Les principaux avantages de ce modèle d'architecture sont les suivants :

  • L'utilisation temporaire du cloud vous permet de réutiliser des centres de données et environnements informatiques privés existants. Cette réutilisation peut être permanente ou temporaire jusqu'à ce que le remplacement des équipements existants soit nécessaire. Vous pourrez alors envisager une migration complète vers le cloud.

  • Vous pourrez peut-être augmenter l'utilisation et la rentabilité de vos environnements informatiques privés, car vous n'aurez plus besoin de conserver une capacité excédentaire pour répondre aux pics de requêtes.

  • L'utilisation temporaire du cloud permet d'exécuter les tâches par lots en temps voulu sans qu'il soit nécessaire de surprovisionner des ressources de calcul.

Bonnes pratiques

Lorsque vous mettez en œuvre le modèle d'utilisation temporaire du cloud, tenez compte des bonnes pratiques suivantes :

  • Utilisez la topologie maillée pour vous assurer que les charges de travail exécutées dans le cloud peuvent accéder aux ressources de la même manière que les charges de travail exécutées dans d'autres environnements informatiques. Si les charges de travail le permettent, n'autorisez l'accès que du cloud vers l'autre environnement informatique, et non l'inverse.

  • Pour minimiser la latence des communications entre les environnements, choisissez une région Google Cloud et un emplacement d'interconnexion géographiquement proches de votre environnement informatique privé.

  • Lorsque vous utilisez le modèle d'utilisation temporaire du cloud pour des charges de travail par lots seulement, réduisez la surface d'attaque de sécurité en gardant toutes les ressources Google Cloud privées et en interdisant tout accès direct à ces ressources depuis Internet.

  • Pour les tâches qui ne durent pas plus de 24 heures et ne sont pas urgentes, privilégiez les instances de VM préemptives, qui reviennent nettement moins cher que les instances de VM classiques. Notez qu'en ce cas, vous devez respecter une condition préalable : si la VM sur laquelle une tâche est en cours d'exécution est préemptée, le système doit pouvoir la redémarrer automatiquement.

  • Assurez la portabilité des charges de travail à l'aide de conteneurs. Pour les charges de travail par lots nécessitant beaucoup de ressources, vous pouvez déployer directement ces conteneurs sur des VM Compute Engine et utiliser un groupe d'instances géré pour adapter le nombre de VM. Dans le cas de charges de travail interactives ou de charges de travail diverses nécessitant moins de ressources, vous pouvez également vous servir de Google Kubernetes Engine (GKE) en combinaison avec l'autoscaling de clusters pour déployer ces conteneurs. Notez cependant que GKE nécessite au moins un nœud par zone pour être exécuté en permanence.

  • Surveillez tout trafic envoyé depuis Google Cloud vers un environnement informatique différent. Ce trafic est soumis à des frais de sortie.
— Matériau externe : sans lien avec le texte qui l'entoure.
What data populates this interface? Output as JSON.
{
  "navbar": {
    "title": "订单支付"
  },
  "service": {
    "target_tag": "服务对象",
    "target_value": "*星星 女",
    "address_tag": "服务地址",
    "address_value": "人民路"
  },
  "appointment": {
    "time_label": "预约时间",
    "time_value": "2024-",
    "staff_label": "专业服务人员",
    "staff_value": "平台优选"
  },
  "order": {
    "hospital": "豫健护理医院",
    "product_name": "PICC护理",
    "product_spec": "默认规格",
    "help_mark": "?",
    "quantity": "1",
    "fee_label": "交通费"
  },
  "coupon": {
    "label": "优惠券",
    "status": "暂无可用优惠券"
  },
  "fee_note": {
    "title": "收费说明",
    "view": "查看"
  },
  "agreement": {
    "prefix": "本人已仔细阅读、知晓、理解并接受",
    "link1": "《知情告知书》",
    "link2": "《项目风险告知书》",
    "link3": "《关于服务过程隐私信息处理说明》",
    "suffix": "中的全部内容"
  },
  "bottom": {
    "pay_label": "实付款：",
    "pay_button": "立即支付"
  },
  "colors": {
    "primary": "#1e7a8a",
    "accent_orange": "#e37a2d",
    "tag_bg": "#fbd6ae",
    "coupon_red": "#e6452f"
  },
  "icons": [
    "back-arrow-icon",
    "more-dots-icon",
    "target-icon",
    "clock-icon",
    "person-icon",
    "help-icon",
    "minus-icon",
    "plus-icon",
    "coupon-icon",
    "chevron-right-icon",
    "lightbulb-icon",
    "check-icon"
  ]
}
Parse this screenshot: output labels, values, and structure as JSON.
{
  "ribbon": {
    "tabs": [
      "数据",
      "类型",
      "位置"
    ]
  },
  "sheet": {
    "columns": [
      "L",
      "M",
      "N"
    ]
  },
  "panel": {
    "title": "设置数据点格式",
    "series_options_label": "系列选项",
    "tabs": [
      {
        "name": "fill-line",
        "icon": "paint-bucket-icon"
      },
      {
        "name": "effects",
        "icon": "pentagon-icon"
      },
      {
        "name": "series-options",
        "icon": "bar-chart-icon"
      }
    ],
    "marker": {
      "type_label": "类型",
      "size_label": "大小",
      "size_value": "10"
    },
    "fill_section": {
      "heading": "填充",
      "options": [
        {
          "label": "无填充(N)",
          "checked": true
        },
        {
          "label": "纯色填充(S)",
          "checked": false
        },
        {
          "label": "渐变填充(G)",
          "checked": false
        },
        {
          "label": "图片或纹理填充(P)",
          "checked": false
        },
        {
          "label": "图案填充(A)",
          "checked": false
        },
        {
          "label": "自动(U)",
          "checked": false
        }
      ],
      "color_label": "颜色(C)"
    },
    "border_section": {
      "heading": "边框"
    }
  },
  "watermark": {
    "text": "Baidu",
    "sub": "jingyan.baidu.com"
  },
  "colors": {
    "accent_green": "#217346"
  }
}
  • Les données échangées entre différents environnements pouvant être sensibles, assurez-vous que toutes les communications sont chiffrées par le biais de tunnels VPN, du protocole TLS ou des deux.

  • Pour les charges de travail nécessitant beaucoup de stockage, envisagez l'intégration à une solution de stockage hybride comme Cloudian, ClearSky, Avere vFXT, Egnyte ou SwiftStack.

  • Utilisez le modèle d'utilisation temporaire du cloud pour mettre à l'échelle un système CI de manière dynamique. Si vous vous servez de Jenkins, vous pouvez gérer les instances Jenkins sur Compute Engine et procéder à leur autoscaling à l'aide du plug-in Google Compute Engine.

  • Établissez une identité commune entre les environnements afin que les systèmes puissent s'authentifier de manière sécurisée au-delà des limites de l'environnement.